I'm looking into moving data from and OLTP to an OLAP to help speed up analytics. I've been researching my current question for 2 days now and have not found a definitive answer anywhere. Currently I have a highly normalized relational schema and I'm having trouble figuring out how to retain hierarchical data when converting the into the fact tables and dimension tables of a star schema. Is there a way to make fact tables completely granular and normalized while maintaining the values of the parent and child tables taken from a relational schema? I'm not sure if I asked that correctly, so here is an example: I'm recording data from fishing trips. I have to record data from the trip and the catch so I store that data into two main tables (below in simplified versions):
Trip(tripid, date, gear quantity, hours fished, participants)

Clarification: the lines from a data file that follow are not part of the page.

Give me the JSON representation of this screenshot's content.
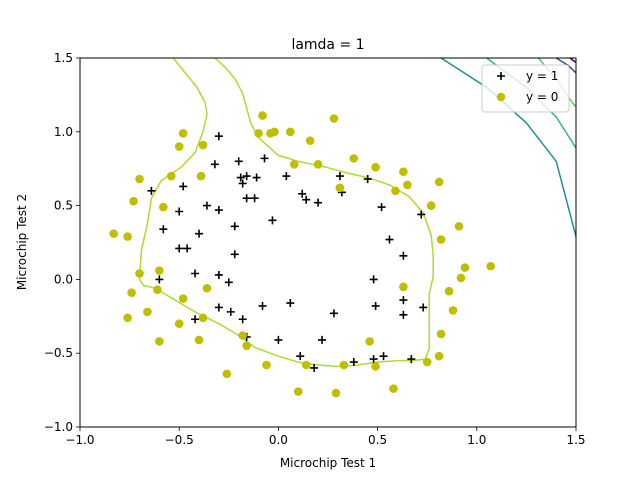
{
  "chart_data": {
    "type": "scatter",
    "title": "lamda = 1",
    "xlabel": "Microchip Test 1",
    "ylabel": "Microchip Test 2",
    "xlim": [
      -1.0,
      1.5
    ],
    "ylim": [
      -1.0,
      1.5
    ],
    "xticks": [
      -1.0,
      -0.5,
      0.0,
      0.5,
      1.0,
      1.5
    ],
    "yticks": [
      -1.0,
      -0.5,
      0.0,
      0.5,
      1.0,
      1.5
    ],
    "xtick_labels": [
      "−1.0",
      "−0.5",
      "0.0",
      "0.5",
      "1.0",
      "1.5"
    ],
    "ytick_labels": [
      "−1.0",
      "−0.5",
      "0.0",
      "0.5",
      "1.0",
      "1.5"
    ],
    "legend_position": "upper right",
    "series": [
      {
        "name": "y = 1",
        "marker": "plus",
        "color": "#000000",
        "points": [
          [
            -0.64,
            0.6
          ],
          [
            -0.48,
            0.63
          ],
          [
            -0.3,
            0.97
          ],
          [
            -0.32,
            0.78
          ],
          [
            -0.2,
            0.8
          ],
          [
            -0.19,
            0.69
          ],
          [
            -0.18,
            0.65
          ],
          [
            -0.16,
            0.7
          ],
          [
            -0.11,
            0.69
          ],
          [
            -0.07,
            0.82
          ],
          [
            0.04,
            0.7
          ],
          [
            0.12,
            0.58
          ],
          [
            0.14,
            0.54
          ],
          [
            0.2,
            0.52
          ],
          [
            0.31,
            0.7
          ],
          [
            0.32,
            0.59
          ],
          [
            0.45,
            0.68
          ],
          [
            0.52,
            0.49
          ],
          [
            0.56,
            0.27
          ],
          [
            0.63,
            0.16
          ],
          [
            0.72,
            0.44
          ],
          [
            -0.5,
            0.46
          ],
          [
            -0.36,
            0.5
          ],
          [
            -0.3,
            0.47
          ],
          [
            -0.16,
            0.55
          ],
          [
            -0.12,
            0.55
          ],
          [
            -0.03,
            0.4
          ],
          [
            -0.58,
            0.34
          ],
          [
            -0.4,
            0.31
          ],
          [
            -0.22,
            0.36
          ],
          [
            -0.46,
            0.21
          ],
          [
            -0.5,
            0.21
          ],
          [
            -0.22,
            0.17
          ],
          [
            -0.6,
            0.0
          ],
          [
            -0.42,
            0.04
          ],
          [
            -0.3,
            0.03
          ],
          [
            -0.25,
            -0.02
          ],
          [
            -0.3,
            -0.19
          ],
          [
            -0.24,
            -0.22
          ],
          [
            -0.18,
            -0.27
          ],
          [
            -0.08,
            -0.18
          ],
          [
            0.06,
            -0.16
          ],
          [
            -0.42,
            -0.27
          ],
          [
            -0.16,
            -0.39
          ],
          [
            0.0,
            -0.41
          ],
          [
            0.11,
            -0.52
          ],
          [
            0.18,
            -0.6
          ],
          [
            0.22,
            -0.41
          ],
          [
            0.28,
            -0.23
          ],
          [
            0.38,
            -0.56
          ],
          [
            0.48,
            0.0
          ],
          [
            0.49,
            -0.18
          ],
          [
            0.48,
            -0.54
          ],
          [
            0.53,
            -0.52
          ],
          [
            0.63,
            -0.14
          ],
          [
            0.63,
            -0.24
          ],
          [
            0.67,
            -0.54
          ],
          [
            0.73,
            -0.19
          ]
        ]
      },
      {
        "name": "y = 0",
        "marker": "circle",
        "color": "#bfbf00",
        "points": [
          [
            -0.83,
            0.31
          ],
          [
            -0.76,
            0.29
          ],
          [
            -0.73,
            0.53
          ],
          [
            -0.7,
            0.68
          ],
          [
            -0.58,
            0.49
          ],
          [
            -0.48,
            0.99
          ],
          [
            -0.5,
            0.9
          ],
          [
            -0.38,
            0.91
          ],
          [
            -0.39,
            0.7
          ],
          [
            -0.54,
            0.7
          ],
          [
            -0.6,
            0.06
          ],
          [
            -0.7,
            0.04
          ],
          [
            -0.74,
            -0.09
          ],
          [
            -0.66,
            -0.22
          ],
          [
            -0.76,
            -0.26
          ],
          [
            -0.61,
            -0.07
          ],
          [
            -0.48,
            -0.13
          ],
          [
            -0.36,
            -0.06
          ],
          [
            -0.5,
            -0.3
          ],
          [
            -0.38,
            -0.26
          ],
          [
            -0.4,
            -0.41
          ],
          [
            -0.6,
            -0.42
          ],
          [
            -0.18,
            -0.38
          ],
          [
            -0.16,
            -0.45
          ],
          [
            -0.26,
            -0.64
          ],
          [
            -0.06,
            -0.58
          ],
          [
            0.1,
            -0.76
          ],
          [
            0.14,
            -0.58
          ],
          [
            0.29,
            -0.77
          ],
          [
            0.33,
            -0.58
          ],
          [
            0.46,
            -0.42
          ],
          [
            0.49,
            -0.59
          ],
          [
            0.58,
            -0.74
          ],
          [
            0.75,
            -0.56
          ],
          [
            0.81,
            -0.52
          ],
          [
            0.82,
            -0.37
          ],
          [
            0.88,
            -0.21
          ],
          [
            0.86,
            -0.08
          ],
          [
            0.92,
            0.01
          ],
          [
            0.94,
            0.08
          ],
          [
            1.07,
            0.09
          ],
          [
            0.63,
            -0.05
          ],
          [
            0.82,
            0.27
          ],
          [
            0.91,
            0.36
          ],
          [
            0.77,
            0.5
          ],
          [
            0.81,
            0.66
          ],
          [
            0.65,
            0.64
          ],
          [
            0.63,
            0.73
          ],
          [
            0.59,
            0.6
          ],
          [
            0.49,
            0.76
          ],
          [
            0.38,
            0.82
          ],
          [
            0.31,
            0.62
          ],
          [
            0.28,
            1.09
          ],
          [
            0.2,
            0.78
          ],
          [
            0.16,
            0.94
          ],
          [
            0.08,
            0.78
          ],
          [
            0.06,
            1.0
          ],
          [
            -0.02,
            1.0
          ],
          [
            -0.1,
            0.99
          ],
          [
            -0.08,
            1.11
          ],
          [
            -0.04,
            0.99
          ],
          [
            0.31,
            0.62
          ]
        ]
      }
    ],
    "contours": [
      {
        "level": "decision boundary (0)",
        "color": "#addc30",
        "path": [
          [
            -0.53,
            1.5
          ],
          [
            -0.47,
            1.4
          ],
          [
            -0.41,
            1.3
          ],
          [
            -0.37,
            1.2
          ],
          [
            -0.36,
            1.12
          ],
          [
            -0.38,
            1.0
          ],
          [
            -0.42,
            0.86
          ],
          [
            -0.49,
            0.76
          ],
          [
            -0.59,
            0.67
          ],
          [
            -0.64,
            0.55
          ],
          [
            -0.66,
            0.38
          ],
          [
            -0.69,
            0.2
          ],
          [
            -0.7,
            0.0
          ],
          [
            -0.68,
            -0.04
          ],
          [
            -0.62,
            -0.06
          ],
          [
            -0.52,
            -0.14
          ],
          [
            -0.42,
            -0.22
          ],
          [
            -0.3,
            -0.3
          ],
          [
            -0.2,
            -0.38
          ],
          [
            -0.12,
            -0.46
          ],
          [
            0.0,
            -0.52
          ],
          [
            0.1,
            -0.56
          ],
          [
            0.2,
            -0.58
          ],
          [
            0.3,
            -0.59
          ],
          [
            0.4,
            -0.58
          ],
          [
            0.5,
            -0.56
          ],
          [
            0.6,
            -0.55
          ],
          [
            0.68,
            -0.55
          ],
          [
            0.74,
            -0.54
          ],
          [
            0.76,
            -0.47
          ],
          [
            0.76,
            -0.3
          ],
          [
            0.76,
            -0.1
          ],
          [
            0.78,
            0.02
          ],
          [
            0.78,
            0.16
          ],
          [
            0.77,
            0.3
          ],
          [
            0.73,
            0.45
          ],
          [
            0.66,
            0.56
          ],
          [
            0.56,
            0.64
          ],
          [
            0.45,
            0.69
          ],
          [
            0.35,
            0.72
          ],
          [
            0.24,
            0.76
          ],
          [
            0.1,
            0.8
          ],
          [
            0.0,
            0.84
          ],
          [
            -0.1,
            0.96
          ],
          [
            -0.14,
            1.06
          ],
          [
            -0.16,
            1.16
          ],
          [
            -0.18,
            1.26
          ],
          [
            -0.22,
            1.36
          ],
          [
            -0.27,
            1.44
          ],
          [
            -0.32,
            1.5
          ]
        ]
      },
      {
        "level": "outer 1",
        "color": "#5ec962",
        "path": [
          [
            1.31,
            1.5
          ],
          [
            1.4,
            1.36
          ],
          [
            1.48,
            1.2
          ],
          [
            1.5,
            1.17
          ]
        ]
      },
      {
        "level": "outer 2",
        "color": "#35b779",
        "path": [
          [
            1.05,
            1.5
          ],
          [
            1.25,
            1.3
          ],
          [
            1.4,
            1.1
          ],
          [
            1.5,
            0.89
          ]
        ]
      },
      {
        "level": "outer 3",
        "color": "#21918c",
        "path": [
          [
            0.82,
            1.5
          ],
          [
            1.05,
            1.3
          ],
          [
            1.25,
            1.06
          ],
          [
            1.4,
            0.8
          ],
          [
            1.5,
            0.29
          ]
        ]
      },
      {
        "level": "outer 4",
        "color": "#3b528b",
        "path": [
          [
            1.4,
            1.5
          ],
          [
            1.46,
            1.45
          ],
          [
            1.5,
            1.4
          ]
        ]
      },
      {
        "level": "outer 5",
        "color": "#440154",
        "path": [
          [
            1.47,
            1.5
          ],
          [
            1.5,
            1.47
          ]
        ]
      }
    ]
  }
}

Catch(tripid, species, disposition, count)
How would I create a fact table with this and retain the gear quantity, hours fished, participants, and species counts all while keeping the fact table normalized? The only way I can think of making the fact table would be the following:
Fact(date, species, disposition, gear quantity, hours fished, participants, count)
With the date, species, and disposition being FKs to the dimension tables, and the rest of the columns being quantifiable values. However, this would be completely denormalized. Is this an appropriate way of doing this, or is there another way to keep the relation between the parent and child tables with quantifiable values and have this in a star schema?